Now, as for the emulation of Super Nintendo, I’ve seen no issues with SA1 games on it; if the SNES Classic can handle it, the EmulationStation stock emulators can to. While not the original SNES9x, the Pi distro I’ll be covering in the article is running the liberto forks of it. SNES games work fine on it, and the Pi can cover the stock of emulation unless the title itself doesn’t work in emulation (and there are some titles that fit into that category). N64 games can chug pretty badly, it sort of depends on the title (expansion packs, which already are rife with performance problems, can be especially bad), but a lot of them will still run.
All that being said, the point of the article is to do something within that same range of what the NES and SNES classic can do, and what they cost. Sure, I could trick out a gaming laptop to do it and hook it up to a PC, but the pi makes it far easier to make a media box I can put next to my TV, much like the Classic consoles.

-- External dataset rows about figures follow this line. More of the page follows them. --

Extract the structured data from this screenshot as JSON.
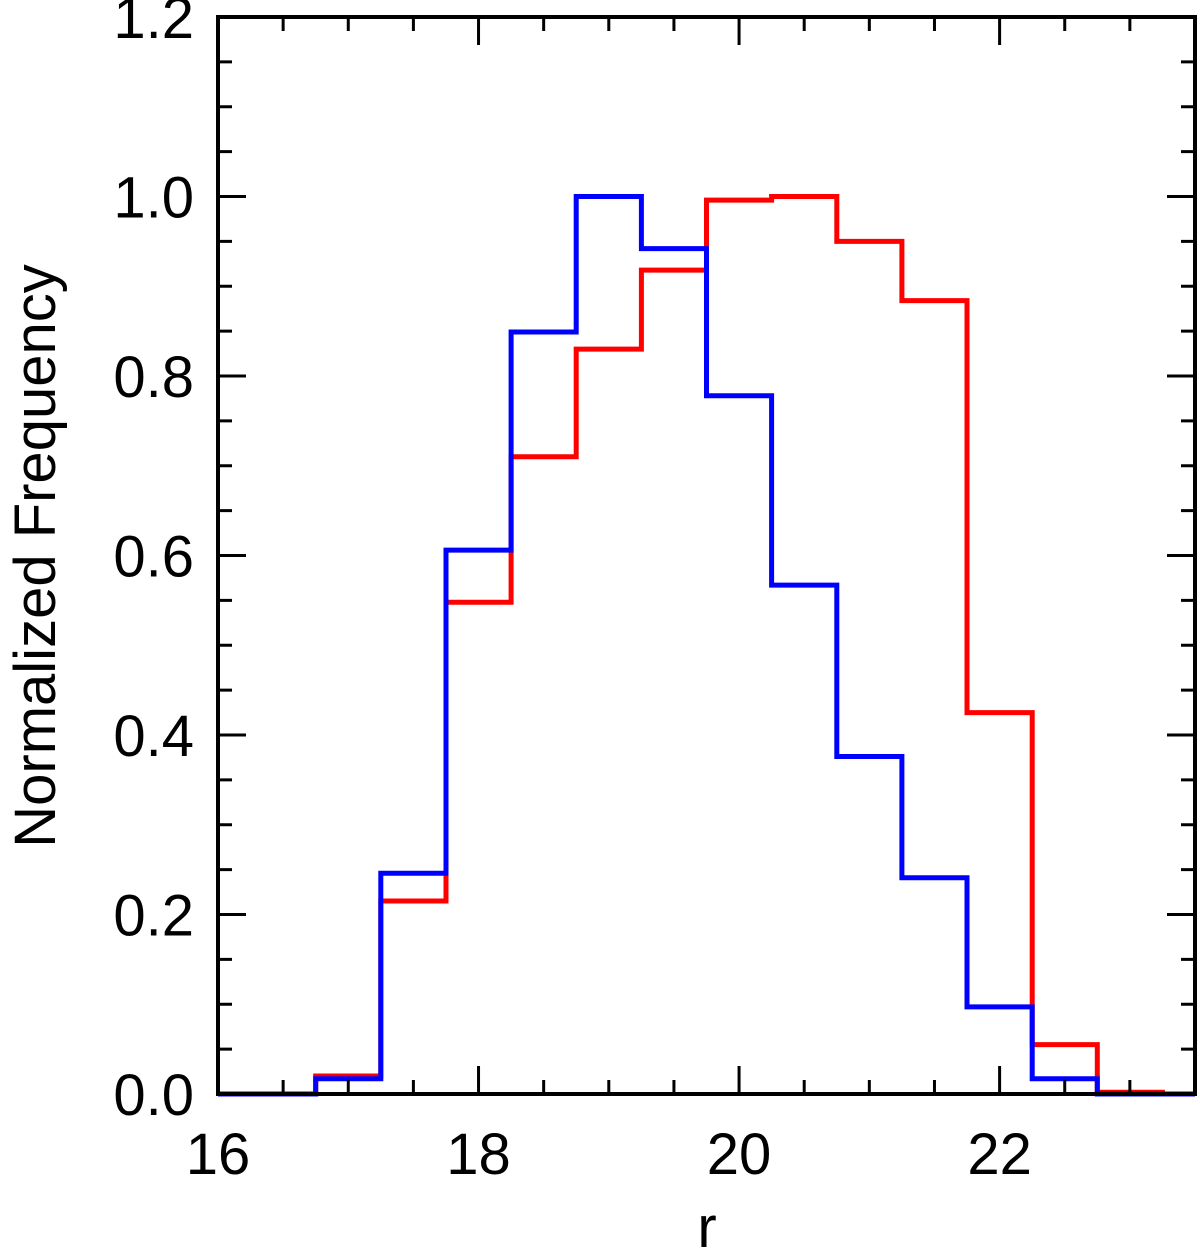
{
  "chart_data": {
    "type": "histogram-step",
    "title": "",
    "xlabel": "r",
    "ylabel": "Normalized Frequency",
    "xlim": [
      16,
      23.5
    ],
    "ylim": [
      0.0,
      1.2
    ],
    "x_ticks": [
      16,
      18,
      20,
      22
    ],
    "x_tick_labels": [
      "16",
      "18",
      "20",
      "22"
    ],
    "x_minor_step": 0.5,
    "y_ticks": [
      0.0,
      0.2,
      0.4,
      0.6,
      0.8,
      1.0,
      1.2
    ],
    "y_tick_labels": [
      "0.0",
      "0.2",
      "0.4",
      "0.6",
      "0.8",
      "1.0",
      "1.2"
    ],
    "y_minor_step": 0.05,
    "grid": false,
    "bin_edges": [
      16.0,
      16.75,
      17.25,
      17.75,
      18.25,
      18.75,
      19.25,
      19.75,
      20.25,
      20.75,
      21.25,
      21.75,
      22.25,
      22.75,
      23.25,
      23.5
    ],
    "series": [
      {
        "color": "#ff0000",
        "values": [
          0.0,
          0.02,
          0.215,
          0.548,
          0.71,
          0.83,
          0.918,
          0.996,
          1.0,
          0.95,
          0.884,
          0.425,
          0.055,
          0.002,
          0.0
        ]
      },
      {
        "color": "#0000ff",
        "values": [
          0.0,
          0.017,
          0.246,
          0.606,
          0.849,
          1.0,
          0.942,
          0.778,
          0.567,
          0.376,
          0.241,
          0.097,
          0.017,
          0.0,
          0.0
        ]
      }
    ]
  }
}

If you’re using either the 2010 or 2005 libretro builds of SNES9x like many RetroArch users, you are guaranteed to run into several of the issues highlighted in the linked article, and quite possibly more (I gave ZSNES the boot after too many instances of glitchy graphics in Final Fantasy V). Though if Der Langrisser locking up and Star Fox running far faster than it should count as “working fine” to you, I can’t really do much to convince you otherwise.
Oh, and I just noticed this now, but I thought I should add NES games totally had custom hardware for games in the form of mappers. Over 200 of them exist, and while I believe Mesen supports more of them than any other NES emulator (to the point that it boasts support for all licensed games), I don’t know of any that support every single one. The most famous mappers are those used by Konami in games like Akumajou Densetsu, Salamander, and Lagrange Point, but there are others like the one in Sunsoft’s NES port of Afterburner.